Andy Cole via NANOG wrote on 26/09/2025 04:21:
No
configuration changes to routing policy at all. After a few days we
started to get customer complaints for certain sites/domains being
unreachable. I worked around the issue by not announcing the customer
blocks to the route servers and changed the return path to traverse
transit. This solved the issue, but I'm perplexed as to what could've
caused the issue, and where to look to resolve it. If you guys could
provide feedback and point me in the right direction I'd appreciate it. TIA.
If this was confirmed working before upgrading to 2x10, then that's
useful data.
The starting point here would be to check both 10G bearer circuits for
errors and discards.
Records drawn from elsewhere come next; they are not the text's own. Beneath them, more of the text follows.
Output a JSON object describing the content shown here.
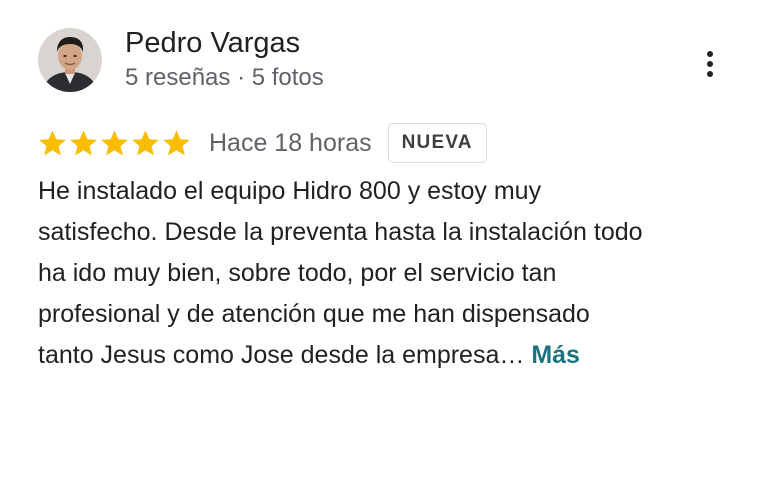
{
  "reviewer": {
    "name": "Pedro Vargas",
    "meta": "5 reseñas · 5 fotos",
    "avatar_icon": "person-avatar"
  },
  "menu": {
    "icon": "more-vertical-icon"
  },
  "review": {
    "rating": 5,
    "rating_max": 5,
    "star_color": "#fbbc04",
    "time": "Hace 18 horas",
    "badge": "NUEVA",
    "text_lines": [
      "He instalado el equipo Hidro 800 y estoy muy",
      "satisfecho. Desde la preventa hasta la instalación todo",
      "ha ido muy bien, sobre todo, por el servicio tan",
      "profesional y de atención que me han dispensado",
      "tanto Jesus como Jose desde la empresa…"
    ],
    "more_label": "Más",
    "more_color": "#1a737e"
  }
}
Dallas-IX is using IXP Manager so you should be
able to log in and check for discards and errors on both ports at the
remote side in addition to checking the same on your local router (or
switch).
If it's not traffic being dropped on the link, then it could be an issue
relating to the hashing algo on one side of the LAG or the other. Try to
get a repeat case with specific traffic, and then bring this up with the
Dallas IX people. Is traffic using both links? Are either of them
filling up? Does the problem go away if you disable one link, or the other?
Make sure to rule out MTU problems in each bearer link too.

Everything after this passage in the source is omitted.